1. Be an amazing listener (a.k.a. stop talking so much)

No one likes someone who doesn’t shut up, especially when all they seem to talk about is their self. A charismatic person knows to be particularly engaging with people by keeping eye contact, asking questions and showing that they are actually interested in what’s being said.

Only speak when you have something important to say or have some good insight into their issue. Since being present is such a rare quality these days, put away your damn phone. There are no life-threatening emergencies happening on Twitter or Instagram (looking at pictures of your friend’s lunch can wait).

2. Lose the ego

Acting self-important and pretentious will not attract the kind of genuine people you want in your life, and it will surely turn off anyone who is successful and worth knowing. Those who are truly socially successful and charismatic never speak about all the stuff they have or all of the amazing things that they’re doing – their reputation will speak for itself. Being humble is a very powerful quality that screams confidence and charisma, and it’s a shame that so few people realize this.

3. Acknowledge that you can learn something from everyone

Every single person you meet can teach you something that you don’t know. Whether it be the maintenance man or the senior exec in your office, treat everyone with the same respect.

Acting above anyone is a quick way to come off like a douche bag; while praising others shows that you’re humble enough to value every person you meet, despite their status. This is especially true when dealing with wait staff or customer service reps – being rude to anyone working to serve you is a fast way to lose all hopes of being considered an amazing person. That is a fact.

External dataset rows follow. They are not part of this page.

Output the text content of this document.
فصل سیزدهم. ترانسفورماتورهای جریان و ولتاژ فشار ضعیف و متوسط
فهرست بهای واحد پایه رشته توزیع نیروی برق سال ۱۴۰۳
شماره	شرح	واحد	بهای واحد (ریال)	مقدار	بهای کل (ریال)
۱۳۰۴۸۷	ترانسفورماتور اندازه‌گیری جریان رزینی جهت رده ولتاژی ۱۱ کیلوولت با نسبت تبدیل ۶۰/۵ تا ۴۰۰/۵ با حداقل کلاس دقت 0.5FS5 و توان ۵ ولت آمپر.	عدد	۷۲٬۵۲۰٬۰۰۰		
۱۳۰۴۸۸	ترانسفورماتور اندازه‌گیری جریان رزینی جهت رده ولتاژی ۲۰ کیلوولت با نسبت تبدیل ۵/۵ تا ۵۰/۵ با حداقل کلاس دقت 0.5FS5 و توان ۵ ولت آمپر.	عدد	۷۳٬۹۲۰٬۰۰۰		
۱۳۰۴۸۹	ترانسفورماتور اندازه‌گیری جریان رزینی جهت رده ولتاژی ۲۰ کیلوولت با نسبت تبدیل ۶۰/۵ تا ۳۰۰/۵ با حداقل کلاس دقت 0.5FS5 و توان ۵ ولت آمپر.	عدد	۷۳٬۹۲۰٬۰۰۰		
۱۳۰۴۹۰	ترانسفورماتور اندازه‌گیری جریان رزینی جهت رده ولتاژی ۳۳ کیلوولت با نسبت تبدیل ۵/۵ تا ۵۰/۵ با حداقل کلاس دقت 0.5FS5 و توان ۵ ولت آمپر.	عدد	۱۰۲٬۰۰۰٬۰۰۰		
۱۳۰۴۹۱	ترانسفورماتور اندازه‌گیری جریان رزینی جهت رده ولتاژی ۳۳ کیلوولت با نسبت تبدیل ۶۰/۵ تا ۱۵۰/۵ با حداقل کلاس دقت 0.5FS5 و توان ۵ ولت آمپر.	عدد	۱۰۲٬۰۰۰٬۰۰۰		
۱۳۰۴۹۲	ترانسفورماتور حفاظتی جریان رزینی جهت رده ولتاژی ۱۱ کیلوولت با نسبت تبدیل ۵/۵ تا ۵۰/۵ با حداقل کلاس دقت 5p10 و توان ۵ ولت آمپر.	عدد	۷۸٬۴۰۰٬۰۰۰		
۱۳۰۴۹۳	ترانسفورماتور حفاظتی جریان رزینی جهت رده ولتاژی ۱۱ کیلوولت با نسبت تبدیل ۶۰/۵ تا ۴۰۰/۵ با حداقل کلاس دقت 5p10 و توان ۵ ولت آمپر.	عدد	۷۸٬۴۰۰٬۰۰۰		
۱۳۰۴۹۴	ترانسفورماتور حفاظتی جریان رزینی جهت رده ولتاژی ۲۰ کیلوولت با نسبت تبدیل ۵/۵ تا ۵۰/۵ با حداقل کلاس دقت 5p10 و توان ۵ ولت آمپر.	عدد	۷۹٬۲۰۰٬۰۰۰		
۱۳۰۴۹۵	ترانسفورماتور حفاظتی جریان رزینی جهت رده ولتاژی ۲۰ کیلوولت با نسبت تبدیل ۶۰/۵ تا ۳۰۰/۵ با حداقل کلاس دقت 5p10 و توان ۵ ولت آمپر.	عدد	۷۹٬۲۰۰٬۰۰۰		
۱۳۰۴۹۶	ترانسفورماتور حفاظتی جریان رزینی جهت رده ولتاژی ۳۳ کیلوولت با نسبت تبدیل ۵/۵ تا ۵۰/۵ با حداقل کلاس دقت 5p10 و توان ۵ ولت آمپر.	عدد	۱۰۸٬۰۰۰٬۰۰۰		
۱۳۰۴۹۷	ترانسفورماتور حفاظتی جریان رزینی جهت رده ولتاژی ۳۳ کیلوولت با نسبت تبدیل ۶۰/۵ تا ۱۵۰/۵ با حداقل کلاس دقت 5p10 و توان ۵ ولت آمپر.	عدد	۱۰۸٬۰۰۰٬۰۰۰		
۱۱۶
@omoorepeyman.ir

4. Positive is your natural state

Charismatic people know how to look at things in a positive light, and they’re able to spread their good attitude and enthusiasm to others. Being positive can easily be confused with being confident – and this is a good thing. It shows that you can handle any situation, so there’s no need to be all down and pouty or to overdramatize things.

Oh, and try smiling a little more. Not only will it help to trick your brain into thinking you’re actually happy, but you’ll appear a little more approachable (which never hurts).

5. Don’t talk shit, and more importantly, defend others

It’s human nature to try and connect with others using gossip, but someone with good character doesn’t talk about people behind their backs and definitely never spreads gossip. More importantly, when they hear this kind of thing going on, they politely change the subject or defend the person who isn’t there to defend their self. People take notice of this behavior, and you become a clearly trustworthy and respectful person in their mind. Not only that, but you define yourself as a leader, not a follower who needs to talk about others to establish rapport with other.

6. Be a good story teller

Charismatic people tell great stories that are funny, interesting and keep people’s attention. We all have that funny story that we know gets a good reaction – if it’s something embarrassing about yourself, that’s even better.
If it’s something embarrassing about someone else, skip it. When you’re able to tell a great story that either teaches others something new or makes them laugh, you not only automatically seem more likable, but it’s also key in making a positive impression that will be memorable to others.

7. Watch your wording

Be mindful to speak with conviction. Saying “we should do this” is much more powerful than “I think” or “maybe.” Get into the habit of owning your opinions and being confident in your decisions. These are more important than you think in exuding confidence and leadership, and it’s a habit to be mindful of since we tend to like others who have their sh*t together and know how to make a decision.

Using these tips may not turn you into someone with Obama-level charisma, but having people like you a little more can be helpful in pretty much all areas of life. Remember, the only person stopping you from becoming that charismatic, successful and generally more amazing person is you!